Архипасов подливал в стакан Леону водку и деловито задавал вопросы. Тщеславию эстета не было границ. Казалось, это не тетка, а он сам когда-то блистал в свете и был любовницей великого князя — члена императорской фамилии. Правда, его то и дело уводило в сторону, но Алик, как опытный следователь, упорно возвращал его к тетке и ее статуэткам.
— Танагрские статуэтки, милый мой, украсят любой первоклассный музей. У тетки их две, и обе без малейшего дефекта. Я сам удивляюсь. Две такие маленькие вещицы длиной как лезвие этого столового ножа, а так баснословно дорого стоят.
— А кого они изображают? — спросил Алик.
— Каждая хорошенькую девушку. Одна совсем голенькая, вторая — в короткой тунике. Поэтому они такие дорогие, — с гордостью заметил Леон.
— Не форси! — дружески обнял Леона Алик. — Вот пошляк несносный. А ты сам их видел?
— Как же! Видел много раз.
— А тетку давно видел?
— Давно. Когда был еще малышом, — Леон убрал пятерней закрывшие ему глаза спутанные патлы. — Она не очень жалует всех нас, родственников. Очень вредная старуха.
— А почему эти статуэтки так дорого стоят? — спросил Алик, щурясь от дыма. — Прямо не верится. Может, все это брехня на постном масле?
— Ну что ты, мой милый? — Леон негодующе махнул рукой. — Любой эксперт подтвердит. Статуэтки сделаны две тысячи четыреста лет назад в Древней Греции во времена Праксителя. А называются танагрскими по имени того городка, где их нашли. Тетка меня раньше очень любила. Я у нее бывал каждое лето. Но однажды я стащил эти статуэтки. Хотел пригласить в кино и угостить мороженым двух девочек. Полдня не мог продать. Просил за обе сто рублей. Старыми деньгами. Надо мной смеялись. Я даже плакал от обиды. Хромой сапожник на углу купил за семьдесят рублей. А тетке потом, подлец, сказал, что дал мне сто. Скотина. Иначе не хотел вернуть… С тех пор я не видел ее. Говорят, стала совсем плохой. Я скоро поеду к ней, буду целовать ее руки, и она простит. Я знаю. Она очень податлива на ласку. Чувствительная старушенция.
— Сколько же лег назад она последний раз видела тебя? — замирая, спросил Алик.
— Пятнадцать. Конечно, я очень изменился. Теперь уже не такой легкомысленный, каким был раньше.
— Да, — очень искренне подтвердил Алик, — ты славный парень. Тебе бы только оседлать удачу. Верно?
— Конечно, — Леон закурил. Он почти не закусывал. — Меня утомляет мелочность и суета людей.
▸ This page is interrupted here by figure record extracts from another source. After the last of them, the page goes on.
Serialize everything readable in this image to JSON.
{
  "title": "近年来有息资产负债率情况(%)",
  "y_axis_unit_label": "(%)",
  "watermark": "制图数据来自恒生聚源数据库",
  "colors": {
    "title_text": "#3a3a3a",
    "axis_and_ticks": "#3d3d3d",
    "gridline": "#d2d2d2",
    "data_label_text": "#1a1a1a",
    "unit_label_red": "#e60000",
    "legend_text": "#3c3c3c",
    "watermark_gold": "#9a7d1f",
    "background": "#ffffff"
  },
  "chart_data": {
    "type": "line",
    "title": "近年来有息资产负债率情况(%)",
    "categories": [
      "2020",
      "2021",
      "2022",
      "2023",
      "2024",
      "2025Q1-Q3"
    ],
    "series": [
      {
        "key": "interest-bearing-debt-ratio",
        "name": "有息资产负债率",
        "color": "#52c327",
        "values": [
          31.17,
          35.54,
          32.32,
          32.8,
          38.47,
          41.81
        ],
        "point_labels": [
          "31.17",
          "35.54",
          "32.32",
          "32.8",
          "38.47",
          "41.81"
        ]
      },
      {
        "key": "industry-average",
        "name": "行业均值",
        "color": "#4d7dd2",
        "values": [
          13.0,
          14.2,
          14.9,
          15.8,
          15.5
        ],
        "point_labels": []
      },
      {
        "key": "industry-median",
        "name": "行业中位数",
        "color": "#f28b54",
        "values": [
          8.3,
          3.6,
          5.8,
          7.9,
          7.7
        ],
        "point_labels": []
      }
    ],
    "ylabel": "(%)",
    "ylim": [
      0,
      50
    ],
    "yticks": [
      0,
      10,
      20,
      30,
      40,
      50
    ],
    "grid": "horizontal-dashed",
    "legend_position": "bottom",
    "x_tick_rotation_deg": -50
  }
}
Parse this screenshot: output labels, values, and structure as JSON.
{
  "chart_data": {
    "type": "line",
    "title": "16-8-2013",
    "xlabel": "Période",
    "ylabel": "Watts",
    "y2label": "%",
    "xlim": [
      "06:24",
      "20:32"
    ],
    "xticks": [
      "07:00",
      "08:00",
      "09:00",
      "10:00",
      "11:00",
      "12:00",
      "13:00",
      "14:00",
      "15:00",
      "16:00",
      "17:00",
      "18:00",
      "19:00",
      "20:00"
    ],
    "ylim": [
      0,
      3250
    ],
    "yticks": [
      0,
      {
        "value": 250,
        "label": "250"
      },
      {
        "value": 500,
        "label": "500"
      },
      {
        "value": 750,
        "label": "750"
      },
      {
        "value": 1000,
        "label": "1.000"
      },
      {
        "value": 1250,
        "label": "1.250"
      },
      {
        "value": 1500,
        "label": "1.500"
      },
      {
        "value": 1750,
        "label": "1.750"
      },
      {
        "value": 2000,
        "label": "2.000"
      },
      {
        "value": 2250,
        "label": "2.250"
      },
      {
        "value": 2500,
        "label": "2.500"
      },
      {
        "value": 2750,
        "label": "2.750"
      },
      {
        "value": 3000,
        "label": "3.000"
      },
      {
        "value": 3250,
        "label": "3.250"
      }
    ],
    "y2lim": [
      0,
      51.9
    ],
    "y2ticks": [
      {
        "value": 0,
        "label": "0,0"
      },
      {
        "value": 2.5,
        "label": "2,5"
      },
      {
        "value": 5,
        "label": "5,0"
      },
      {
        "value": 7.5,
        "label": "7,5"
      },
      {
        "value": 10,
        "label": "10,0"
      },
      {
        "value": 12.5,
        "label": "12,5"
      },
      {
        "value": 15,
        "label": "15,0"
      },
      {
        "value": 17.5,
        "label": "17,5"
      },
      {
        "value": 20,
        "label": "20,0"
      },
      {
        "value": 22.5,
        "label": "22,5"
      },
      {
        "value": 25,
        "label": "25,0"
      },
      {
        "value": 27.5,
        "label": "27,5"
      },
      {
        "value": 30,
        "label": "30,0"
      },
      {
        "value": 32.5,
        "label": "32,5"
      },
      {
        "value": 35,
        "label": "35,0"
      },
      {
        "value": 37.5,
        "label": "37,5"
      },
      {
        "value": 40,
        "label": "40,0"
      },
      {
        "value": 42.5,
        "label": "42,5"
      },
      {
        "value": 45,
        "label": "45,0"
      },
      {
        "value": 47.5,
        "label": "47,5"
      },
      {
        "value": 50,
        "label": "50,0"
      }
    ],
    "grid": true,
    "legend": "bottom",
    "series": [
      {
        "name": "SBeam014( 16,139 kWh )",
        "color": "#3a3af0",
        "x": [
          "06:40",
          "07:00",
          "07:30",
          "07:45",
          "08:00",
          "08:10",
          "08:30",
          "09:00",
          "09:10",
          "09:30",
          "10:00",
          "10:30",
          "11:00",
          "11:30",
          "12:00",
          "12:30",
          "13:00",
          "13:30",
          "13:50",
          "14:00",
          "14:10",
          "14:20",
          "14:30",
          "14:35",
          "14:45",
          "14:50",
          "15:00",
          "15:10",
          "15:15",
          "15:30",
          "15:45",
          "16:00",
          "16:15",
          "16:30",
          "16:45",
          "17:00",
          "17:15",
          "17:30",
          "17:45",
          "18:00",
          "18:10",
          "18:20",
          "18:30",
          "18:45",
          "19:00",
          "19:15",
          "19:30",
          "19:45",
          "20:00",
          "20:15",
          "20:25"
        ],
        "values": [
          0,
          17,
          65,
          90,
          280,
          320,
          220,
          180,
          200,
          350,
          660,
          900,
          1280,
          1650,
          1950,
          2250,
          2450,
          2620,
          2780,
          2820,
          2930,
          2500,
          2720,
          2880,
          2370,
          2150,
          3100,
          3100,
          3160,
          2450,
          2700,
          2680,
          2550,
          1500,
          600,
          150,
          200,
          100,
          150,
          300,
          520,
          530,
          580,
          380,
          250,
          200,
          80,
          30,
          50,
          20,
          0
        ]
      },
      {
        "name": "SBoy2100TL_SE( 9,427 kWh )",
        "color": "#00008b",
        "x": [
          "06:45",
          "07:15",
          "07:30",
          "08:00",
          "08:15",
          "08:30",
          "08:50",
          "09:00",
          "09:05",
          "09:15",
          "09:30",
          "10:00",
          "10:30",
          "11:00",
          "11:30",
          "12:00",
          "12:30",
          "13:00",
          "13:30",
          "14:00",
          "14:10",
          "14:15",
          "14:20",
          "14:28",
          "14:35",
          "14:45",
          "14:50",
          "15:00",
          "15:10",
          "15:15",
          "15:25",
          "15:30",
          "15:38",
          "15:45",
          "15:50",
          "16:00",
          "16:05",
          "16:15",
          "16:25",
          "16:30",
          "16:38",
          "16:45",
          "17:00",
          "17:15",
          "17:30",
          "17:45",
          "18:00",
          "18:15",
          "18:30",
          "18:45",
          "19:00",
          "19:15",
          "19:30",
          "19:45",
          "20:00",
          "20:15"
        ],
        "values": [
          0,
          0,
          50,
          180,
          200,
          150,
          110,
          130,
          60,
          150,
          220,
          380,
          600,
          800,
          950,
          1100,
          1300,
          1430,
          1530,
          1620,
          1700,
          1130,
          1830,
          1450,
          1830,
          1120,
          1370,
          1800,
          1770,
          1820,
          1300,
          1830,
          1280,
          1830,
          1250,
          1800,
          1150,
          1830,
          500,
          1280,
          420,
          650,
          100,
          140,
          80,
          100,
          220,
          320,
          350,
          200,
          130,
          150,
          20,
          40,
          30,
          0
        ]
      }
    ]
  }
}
Все какие-то ужасно сквалыжные, жадные. Никому нет ни до чего дела. Когда я получу в наследство статуэтки, я, как Флобер и многие другие люди искусства, построю себе башню из слоновой кости и буду жить в ней, презирая всю эту пошлую массу.
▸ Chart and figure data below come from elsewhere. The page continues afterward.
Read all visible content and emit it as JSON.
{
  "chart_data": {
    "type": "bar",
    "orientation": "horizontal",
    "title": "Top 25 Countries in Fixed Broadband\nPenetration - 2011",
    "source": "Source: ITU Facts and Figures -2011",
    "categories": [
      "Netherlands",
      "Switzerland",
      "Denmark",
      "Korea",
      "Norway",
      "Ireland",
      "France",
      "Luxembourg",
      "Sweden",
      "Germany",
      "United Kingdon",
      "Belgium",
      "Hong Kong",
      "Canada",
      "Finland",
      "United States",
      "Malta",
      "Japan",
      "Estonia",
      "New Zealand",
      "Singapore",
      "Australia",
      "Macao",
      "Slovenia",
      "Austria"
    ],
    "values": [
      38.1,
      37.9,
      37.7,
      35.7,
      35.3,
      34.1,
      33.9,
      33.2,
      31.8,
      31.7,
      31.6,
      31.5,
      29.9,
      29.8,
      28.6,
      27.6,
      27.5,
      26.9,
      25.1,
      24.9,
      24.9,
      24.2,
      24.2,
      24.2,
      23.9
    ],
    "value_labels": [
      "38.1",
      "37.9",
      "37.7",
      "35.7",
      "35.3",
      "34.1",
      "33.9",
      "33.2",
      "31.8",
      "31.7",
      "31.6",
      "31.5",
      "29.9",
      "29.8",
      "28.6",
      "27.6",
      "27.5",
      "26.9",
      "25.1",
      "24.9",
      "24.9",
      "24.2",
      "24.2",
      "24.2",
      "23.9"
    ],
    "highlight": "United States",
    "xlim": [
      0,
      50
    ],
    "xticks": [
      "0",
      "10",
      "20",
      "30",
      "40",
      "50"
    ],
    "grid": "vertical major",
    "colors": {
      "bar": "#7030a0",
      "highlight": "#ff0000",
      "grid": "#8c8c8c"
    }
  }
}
— Построишь настоящую башню из слоновой кости? — удивленно хихикнул Алик. — Да где ты возьмешь столько слоновой кости?
— Ты ничего не понимаешь, — обиделся Леон. — Это художественный образ. Я не буду ни с кем общаться. Я буду жить для «чистого искусства».
— Еще бы! Ведь ты станешь очень богатым человеком. Сколько примерно стоит одна статуэтка? — осторожно осведомился Алик.
— Точно не знаю, но полагаю — не меньше, чем сто тысяч долларов каждая.
Леон гордо вскинул голову и расправил плечи. На его лице плавала сладенькая самодовольная улыбка. Он уже, очевидно, ощущал себя жителем башни из чистой слоновой кости.
В конце концов он так наклюкался, что Алику пришлось на себе тащить тяжелое, как бревно, бесчувственное тело Леона в его обиталище.
Досконально вызнав все у Леона, Архипасов потерял к нему интерес и заторопился домой.
Алик ожидал, когда направлялся сюда, что попадет в непроходимую хлябь с тучами гнуса, унылым небом, бесконечными дождями и туманами. А здесь были пахучие желтенькие сосны, веселое солнышко, чистый воздух, высокое синее небо… Все бы хорошо, но… что-то угнетало, давило его. Может быть, то был безотчетный страх, что и его, Алика, могут оставить здесь.